Can "smart" cards protect us from terrorism? Do we really want to hand over our fingerprints and facial scans to the government?
Well, maybe these cards won't protect us entirely, but the government hoped that by forming the Transportation Worker Identification Credential in 2002, they could "streamline checks of criminal-background files, terrorist watch lists and immigration status for truckers, stevedores, rail and airport terminal employees, and other transit workers, among others," [source: Washington Post] using fingerprints, iris scans, or digital photographs. This means that anyone entering our ports would have to own one of these "smart" cards and the cards must be scanned before proceeding on.
Transportation workers were supposed to be given smart ID cards by the end of 2003. However, the worker-ID program has since been stalled, due to "delayed prototype testing until late 2004. Instead of the 200,000 cards planned for the pilot program, only 4,000 were issued, even as the cost rose from $12 million to $23 million." The program then missed its July deadline of this year to install card readers, so now the program has been asked by the government to conduct more security tests and report back in 2008.

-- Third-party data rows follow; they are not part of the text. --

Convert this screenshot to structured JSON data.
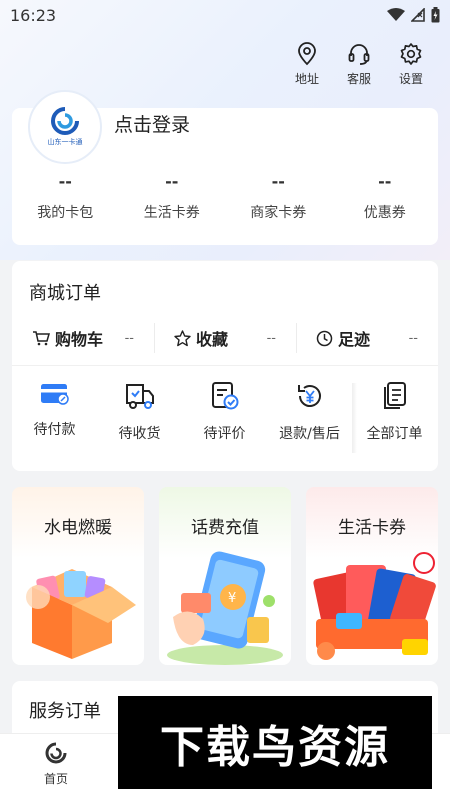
{
  "status_bar": {
    "time": "16:23"
  },
  "header_actions": [
    {
      "label": "地址",
      "icon": "location-pin-icon"
    },
    {
      "label": "客服",
      "icon": "headset-icon"
    },
    {
      "label": "设置",
      "icon": "gear-icon"
    }
  ],
  "user": {
    "logo_text": "山东一卡通",
    "login_label": "点击登录",
    "wallet": [
      {
        "value": "--",
        "label": "我的卡包"
      },
      {
        "value": "--",
        "label": "生活卡券"
      },
      {
        "value": "--",
        "label": "商家卡券"
      },
      {
        "value": "--",
        "label": "优惠券"
      }
    ]
  },
  "orders": {
    "title": "商城订单",
    "quick": [
      {
        "label": "购物车",
        "count": "--",
        "icon": "cart-icon"
      },
      {
        "label": "收藏",
        "count": "--",
        "icon": "star-icon"
      },
      {
        "label": "足迹",
        "count": "--",
        "icon": "clock-icon"
      }
    ],
    "statuses": [
      {
        "label": "待付款",
        "icon": "card-payment-icon"
      },
      {
        "label": "待收货",
        "icon": "truck-icon"
      },
      {
        "label": "待评价",
        "icon": "review-icon"
      },
      {
        "label": "退款/售后",
        "icon": "refund-icon"
      },
      {
        "label": "全部订单",
        "icon": "orders-list-icon"
      }
    ]
  },
  "promos": [
    {
      "title": "水电燃暖"
    },
    {
      "title": "话费充值"
    },
    {
      "title": "生活卡券"
    }
  ],
  "service": {
    "title": "服务订单"
  },
  "tab_bar": {
    "home_label": "首页"
  },
  "watermark": {
    "text": "下载鸟资源"
  },
  "colors": {
    "accent": "#2f7cf6",
    "brand": "#1e5bb8"
  }
}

I'm glad that the program is being halted. We really need to make sure that whatever technology we implement, that it's the most secure, the most researched, and the most tested.
We've seen this kind of skepticism recently with RFID passports. How secure are they really? And are we ready for them?
[via Washington Post]
September 19, 2006 10:47 AM
The last thing we need is to rush into security decisions and leave open back doors and easily hackable technology that can be exploited by any enemy, foriegn or domestic. I'm all for more and new technology that will help keep our ports and transportation infrastructure safe, but we shouldn't let our fear overreach our rational judgement-putting something in place that's a piece of trash makes us no more secure-or at worst, less secure-than something that comes into play later and is actually functional. I agreed with you guys' perspective on RFID passports on the last podcast, by the way-it's not the technology that's the problem, it's what's done with the information. I think a lot of people get ruffled feathers at the technology, when in reality what they're afraid of ultimately is who's doing what with their personal information, or who can obtain it easily-as with many new technologies, the general public knows so little about RFID aside from the two campes that say "it's awesome and makes you safer" versus "it's horrible and opens you up to identity theft, etc etc" that as usual, most people fall into a camp based on who they believe more. I'm more worried about how long the government holds information gleaned from an RFID passport and who they share it with than the fact that the passport has an RFID chip in it.